Migrants in and out of the National Health Service

Mariri Niino, Lauren Brown and Zehui Qiu

Over the last year many of us have developed a renewed gratitude and appreciation for the UK’s NHS. Though many take the universality of the NHS for granted, it is in fact inaccessible to many people living in the UK. The key is in the name: the National Health Service. For some patients with irregular migration statuses or currently seeking asylum, there are regulations in place restricting free access to healthcare – even for those who work within the NHS. Hospitals have been required to be gatekeepers, forced to carry out immigration checks and impose up-front charges to so-called health tourists, A&E departments included. Yet common sense dictates that during an outbreak of an incredibly infectious disease, it is crucial that everyone can access healthcare.

Migrants’ access to the NHS

Many migrants avoid seeking healthcare due to fears of discriminatory treatment and the existence of language barriers and lack of digital resources to access the NHS. The hostile environment policies set in place since 2012 has only amplified existing barriers, especially during the pandemic – with almost half of all migrants surveyed by the Joint Council for the Welfare of Immigrants being too scared to access healthcare if they became sick. Migrants, especially those with BAME backgrounds have found themselves in uniquely precarious positions – with disproportionate rates of infection and mortality. In April last year, an undocumented immigrant from the Philippines was reported to have died from a coronavirus infection.
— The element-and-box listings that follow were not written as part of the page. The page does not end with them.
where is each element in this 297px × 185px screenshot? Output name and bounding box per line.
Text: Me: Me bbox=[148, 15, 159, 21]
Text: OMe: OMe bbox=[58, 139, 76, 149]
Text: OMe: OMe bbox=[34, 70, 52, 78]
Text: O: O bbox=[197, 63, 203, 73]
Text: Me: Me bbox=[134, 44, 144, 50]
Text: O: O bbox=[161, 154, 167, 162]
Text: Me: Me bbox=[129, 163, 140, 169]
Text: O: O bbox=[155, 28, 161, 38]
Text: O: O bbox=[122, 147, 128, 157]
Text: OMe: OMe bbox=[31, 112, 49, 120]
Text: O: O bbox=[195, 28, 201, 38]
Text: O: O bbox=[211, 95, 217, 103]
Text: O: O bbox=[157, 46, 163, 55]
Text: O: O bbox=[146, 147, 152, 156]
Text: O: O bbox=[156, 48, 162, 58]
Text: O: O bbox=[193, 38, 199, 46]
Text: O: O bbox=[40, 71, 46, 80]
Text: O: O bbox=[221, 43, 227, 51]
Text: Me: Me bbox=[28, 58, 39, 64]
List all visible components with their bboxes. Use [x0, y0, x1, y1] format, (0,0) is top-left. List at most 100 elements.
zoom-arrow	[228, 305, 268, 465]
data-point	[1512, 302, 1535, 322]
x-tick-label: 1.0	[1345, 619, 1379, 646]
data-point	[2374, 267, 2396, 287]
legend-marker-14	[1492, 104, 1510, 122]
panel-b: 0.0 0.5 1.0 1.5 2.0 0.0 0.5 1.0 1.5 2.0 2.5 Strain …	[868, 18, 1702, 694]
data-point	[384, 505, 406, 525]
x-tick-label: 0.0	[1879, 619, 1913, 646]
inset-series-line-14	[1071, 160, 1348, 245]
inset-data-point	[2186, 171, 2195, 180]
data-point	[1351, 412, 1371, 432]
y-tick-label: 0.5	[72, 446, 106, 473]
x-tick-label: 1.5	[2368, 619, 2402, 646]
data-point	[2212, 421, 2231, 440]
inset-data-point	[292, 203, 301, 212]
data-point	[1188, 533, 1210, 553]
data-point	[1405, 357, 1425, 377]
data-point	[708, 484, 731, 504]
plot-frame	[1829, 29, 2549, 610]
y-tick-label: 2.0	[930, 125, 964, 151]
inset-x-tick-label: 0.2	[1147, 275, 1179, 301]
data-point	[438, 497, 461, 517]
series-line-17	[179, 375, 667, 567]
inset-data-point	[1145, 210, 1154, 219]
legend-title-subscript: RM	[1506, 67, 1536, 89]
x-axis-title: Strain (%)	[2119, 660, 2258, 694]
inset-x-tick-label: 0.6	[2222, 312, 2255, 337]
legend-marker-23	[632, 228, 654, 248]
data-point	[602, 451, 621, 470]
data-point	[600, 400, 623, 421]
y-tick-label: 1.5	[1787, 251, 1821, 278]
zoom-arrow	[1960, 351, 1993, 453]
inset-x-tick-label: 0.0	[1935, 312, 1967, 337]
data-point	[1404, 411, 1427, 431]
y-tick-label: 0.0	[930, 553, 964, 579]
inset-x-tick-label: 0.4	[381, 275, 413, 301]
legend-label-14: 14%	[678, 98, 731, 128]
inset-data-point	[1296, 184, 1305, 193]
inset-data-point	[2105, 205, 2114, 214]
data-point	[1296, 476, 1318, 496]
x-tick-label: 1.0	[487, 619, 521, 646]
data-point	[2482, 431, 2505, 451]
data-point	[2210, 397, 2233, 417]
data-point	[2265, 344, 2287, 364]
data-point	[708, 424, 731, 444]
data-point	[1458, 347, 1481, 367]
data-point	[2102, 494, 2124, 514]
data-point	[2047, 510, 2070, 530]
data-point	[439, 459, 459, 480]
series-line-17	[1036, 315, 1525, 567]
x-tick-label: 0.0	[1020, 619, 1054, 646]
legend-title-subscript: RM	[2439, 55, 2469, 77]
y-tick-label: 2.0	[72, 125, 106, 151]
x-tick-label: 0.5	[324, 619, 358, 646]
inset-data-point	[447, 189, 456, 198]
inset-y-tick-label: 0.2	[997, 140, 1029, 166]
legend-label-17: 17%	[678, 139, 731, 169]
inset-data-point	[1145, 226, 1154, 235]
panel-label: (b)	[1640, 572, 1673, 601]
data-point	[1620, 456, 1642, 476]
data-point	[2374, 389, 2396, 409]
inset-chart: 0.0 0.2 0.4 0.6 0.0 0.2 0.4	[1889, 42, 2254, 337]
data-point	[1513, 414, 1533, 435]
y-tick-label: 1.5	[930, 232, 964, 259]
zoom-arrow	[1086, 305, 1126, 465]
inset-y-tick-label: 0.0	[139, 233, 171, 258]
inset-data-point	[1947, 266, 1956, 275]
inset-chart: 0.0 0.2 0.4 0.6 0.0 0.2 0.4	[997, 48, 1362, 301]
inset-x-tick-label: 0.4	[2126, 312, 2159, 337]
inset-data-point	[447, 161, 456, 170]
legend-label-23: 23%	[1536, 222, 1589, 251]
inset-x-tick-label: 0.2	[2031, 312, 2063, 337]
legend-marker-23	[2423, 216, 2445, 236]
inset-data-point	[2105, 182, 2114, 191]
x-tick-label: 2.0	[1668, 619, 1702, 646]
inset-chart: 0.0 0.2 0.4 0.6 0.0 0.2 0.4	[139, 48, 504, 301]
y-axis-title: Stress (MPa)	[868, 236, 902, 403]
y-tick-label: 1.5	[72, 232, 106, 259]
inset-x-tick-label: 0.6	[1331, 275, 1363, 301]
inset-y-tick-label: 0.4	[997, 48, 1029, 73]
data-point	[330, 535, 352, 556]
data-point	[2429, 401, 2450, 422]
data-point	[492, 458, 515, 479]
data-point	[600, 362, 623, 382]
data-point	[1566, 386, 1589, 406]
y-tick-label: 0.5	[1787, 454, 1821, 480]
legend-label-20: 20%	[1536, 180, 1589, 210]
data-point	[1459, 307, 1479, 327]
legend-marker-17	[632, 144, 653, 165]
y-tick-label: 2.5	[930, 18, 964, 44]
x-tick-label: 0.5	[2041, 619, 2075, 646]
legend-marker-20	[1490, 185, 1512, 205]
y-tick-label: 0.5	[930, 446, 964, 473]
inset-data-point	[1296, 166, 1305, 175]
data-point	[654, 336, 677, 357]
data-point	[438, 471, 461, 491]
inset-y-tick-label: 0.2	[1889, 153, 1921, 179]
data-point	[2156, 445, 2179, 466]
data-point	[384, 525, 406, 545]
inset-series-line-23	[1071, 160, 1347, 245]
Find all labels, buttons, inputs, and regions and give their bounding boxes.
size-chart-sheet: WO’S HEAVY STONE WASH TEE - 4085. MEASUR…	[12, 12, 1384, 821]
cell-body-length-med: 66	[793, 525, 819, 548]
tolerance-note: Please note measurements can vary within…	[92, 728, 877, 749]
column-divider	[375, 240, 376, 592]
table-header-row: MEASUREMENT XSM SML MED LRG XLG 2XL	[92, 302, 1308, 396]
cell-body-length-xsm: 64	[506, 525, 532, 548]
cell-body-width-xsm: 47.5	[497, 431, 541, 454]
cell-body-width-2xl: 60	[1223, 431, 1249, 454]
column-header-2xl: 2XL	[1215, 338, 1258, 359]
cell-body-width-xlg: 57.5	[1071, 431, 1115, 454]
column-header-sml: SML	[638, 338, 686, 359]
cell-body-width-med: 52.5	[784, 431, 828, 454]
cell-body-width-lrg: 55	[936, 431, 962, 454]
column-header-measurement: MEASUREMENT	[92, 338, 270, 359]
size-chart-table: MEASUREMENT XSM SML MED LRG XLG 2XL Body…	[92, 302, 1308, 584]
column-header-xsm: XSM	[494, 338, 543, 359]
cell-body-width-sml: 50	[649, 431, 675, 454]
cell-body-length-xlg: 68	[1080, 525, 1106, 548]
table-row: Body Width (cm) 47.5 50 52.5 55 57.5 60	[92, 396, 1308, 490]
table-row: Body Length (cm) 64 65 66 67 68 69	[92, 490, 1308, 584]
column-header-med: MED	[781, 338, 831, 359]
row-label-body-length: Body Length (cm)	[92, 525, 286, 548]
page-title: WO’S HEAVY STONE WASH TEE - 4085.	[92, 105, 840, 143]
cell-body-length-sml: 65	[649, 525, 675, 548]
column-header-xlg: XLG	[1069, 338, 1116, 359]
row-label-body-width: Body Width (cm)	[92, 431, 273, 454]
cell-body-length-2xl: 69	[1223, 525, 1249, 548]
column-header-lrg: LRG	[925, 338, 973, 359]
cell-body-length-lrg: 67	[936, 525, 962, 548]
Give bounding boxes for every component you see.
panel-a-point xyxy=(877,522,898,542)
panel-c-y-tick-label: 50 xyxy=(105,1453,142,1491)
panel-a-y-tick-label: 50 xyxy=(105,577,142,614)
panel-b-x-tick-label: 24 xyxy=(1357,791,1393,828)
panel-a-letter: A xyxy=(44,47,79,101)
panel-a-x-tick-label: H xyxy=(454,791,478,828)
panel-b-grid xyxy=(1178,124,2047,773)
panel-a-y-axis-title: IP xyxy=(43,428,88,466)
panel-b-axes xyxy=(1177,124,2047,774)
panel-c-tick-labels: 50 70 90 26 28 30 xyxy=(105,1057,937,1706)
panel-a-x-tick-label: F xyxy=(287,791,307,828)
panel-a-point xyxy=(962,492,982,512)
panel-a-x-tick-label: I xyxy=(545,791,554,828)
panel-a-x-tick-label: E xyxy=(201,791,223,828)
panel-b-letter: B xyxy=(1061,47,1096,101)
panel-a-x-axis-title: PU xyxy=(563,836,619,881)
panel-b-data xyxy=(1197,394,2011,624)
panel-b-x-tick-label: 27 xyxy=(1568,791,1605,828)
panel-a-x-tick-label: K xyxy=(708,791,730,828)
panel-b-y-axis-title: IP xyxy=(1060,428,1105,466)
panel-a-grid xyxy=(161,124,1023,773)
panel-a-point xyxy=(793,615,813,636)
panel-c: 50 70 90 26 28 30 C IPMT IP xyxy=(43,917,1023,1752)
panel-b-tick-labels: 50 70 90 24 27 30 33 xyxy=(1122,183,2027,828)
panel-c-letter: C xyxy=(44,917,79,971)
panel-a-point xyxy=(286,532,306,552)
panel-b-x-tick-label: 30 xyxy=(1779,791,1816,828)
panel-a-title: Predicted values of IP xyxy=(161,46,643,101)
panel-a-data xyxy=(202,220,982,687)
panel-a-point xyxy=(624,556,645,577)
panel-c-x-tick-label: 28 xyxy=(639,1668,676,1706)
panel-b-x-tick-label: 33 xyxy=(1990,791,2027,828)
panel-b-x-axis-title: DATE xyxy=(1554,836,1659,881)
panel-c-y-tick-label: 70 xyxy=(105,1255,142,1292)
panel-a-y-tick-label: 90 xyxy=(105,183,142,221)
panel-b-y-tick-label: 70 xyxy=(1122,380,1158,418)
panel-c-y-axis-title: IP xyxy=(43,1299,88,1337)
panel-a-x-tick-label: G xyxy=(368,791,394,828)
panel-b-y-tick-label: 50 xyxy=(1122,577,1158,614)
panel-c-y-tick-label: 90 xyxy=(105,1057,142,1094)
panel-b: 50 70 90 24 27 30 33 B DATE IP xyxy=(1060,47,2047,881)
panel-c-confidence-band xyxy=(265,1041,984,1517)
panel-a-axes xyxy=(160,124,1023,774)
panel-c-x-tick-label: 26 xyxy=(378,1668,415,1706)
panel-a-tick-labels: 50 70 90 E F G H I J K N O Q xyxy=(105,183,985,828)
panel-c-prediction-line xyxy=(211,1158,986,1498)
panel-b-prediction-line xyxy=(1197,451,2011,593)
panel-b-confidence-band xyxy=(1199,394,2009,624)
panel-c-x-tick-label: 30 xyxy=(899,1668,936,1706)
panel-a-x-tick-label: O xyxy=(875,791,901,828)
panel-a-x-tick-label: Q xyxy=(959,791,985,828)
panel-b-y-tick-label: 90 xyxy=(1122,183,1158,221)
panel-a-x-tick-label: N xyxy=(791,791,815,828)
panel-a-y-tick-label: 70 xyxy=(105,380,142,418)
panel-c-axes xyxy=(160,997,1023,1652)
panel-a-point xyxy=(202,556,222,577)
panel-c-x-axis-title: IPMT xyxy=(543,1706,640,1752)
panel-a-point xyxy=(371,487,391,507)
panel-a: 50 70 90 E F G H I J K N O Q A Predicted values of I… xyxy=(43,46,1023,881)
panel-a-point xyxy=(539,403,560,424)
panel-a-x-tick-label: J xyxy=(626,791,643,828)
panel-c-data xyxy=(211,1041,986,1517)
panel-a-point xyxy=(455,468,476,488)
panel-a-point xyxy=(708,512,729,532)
Although having showed severe symptoms prior to his death, he was reluctant to approach the NHS because he was afraid that the hospitals would report him to immigration authorities or that he would have been charged for a treatment he could not afford.

Though the government may have suspended regulations and costs for COVID-19 treatment, only 20% of migrant respondents were even aware that treatment for coronavirus is exempt from charging. We should remember that these statistics might only be the tip of the iceberg – with many migrants’ precarious positions meaning they are unable, or unaware, of these surveys.

Treatment is only half of the battle too – vaccines are the other. Recently, the British government announced that undocumented migrants could register for a vaccine, without needing to worry about their undeclared migration status. However, higher vaccine hesitancy was found among ethnic minorities. This follows a long historical trend of lower vaccine uptake in black Caribbean and African and South Asian populations even before the pandemic. Again, this goes to show the salience of negative experiences of healthcare and mistrust of government and that proactive outreach would be necessary.

Ironically, it is often those who have contributed the most to the NHS that are finding themselves disadvantaged. Staff from BAME backgrounds are not only more exposed to health risks and harassment during the pandemic period, but also disadvantaged in senior representation and equal opportunities. Though it has reduced year-on-year, BAME staff still have a lower likelihood to access non-mandatory training and continuous professional development (CPD).

Migrants’ contribution to the NHS

A digital exhibition launched in October last year at the Migration Museum, “Heart of the Nation”, tells a riveting story about the contributions of immigrants to the NHS, which have largely been forgotten throughout its long history. Migrants have contributed immensely to the NHS ever since its inception in 1948, as can be seen in this infographic on the ethnicity of NHS staff. Its mission to make healthcare available for all required an unprecedented number of healthcare workers to fill positions. Consequently, in the same year, the British Nationality Act and the arrival of the Empire Windrush prompted the recruitment of medical migrants – mostly from its former colonies.

Even before the establishment of the NHS, the history of the healthcare system in the UK roots itself in the legacy of imperial history. Those who came to work in the NHS had been schooled in medical colleges set up by the British Empire starting in the 1830s. Many immigrants, who had never set foot in the UK, nevertheless grew up being familiar with and trained under the British healthcare system. Even after former colonies’ independence, these legacies have continued.

Following mass recruitment of British Commonwealth migrants to the NHS, negative reports on the risks of imported disease and infection began to circulate in the media and the general public. Politicians and medical professionals discredited immigrant workers by pointing to their perceived lack of language skills and lower standards of training.

Following this, popular media presented discriminatory imageries, further adding to the discrimination and racialization of BAME doctors and nurses. Paradoxically, migrant healthcare workers who provided essential services to the NHS were imagined as a threat to the very system they contributed to.

COVID-19 pandemic has highlighted the inequality between citizens and non-citizens under the NHS. During this particularly challenging time, we should not shy away from discussions on broader issues of social justice and healthcare. It is all the more important to pay attention to equal access to healthcare and inclusivity of migrant nurses and doctors who are working at the frontline of the NHS during this pandemic.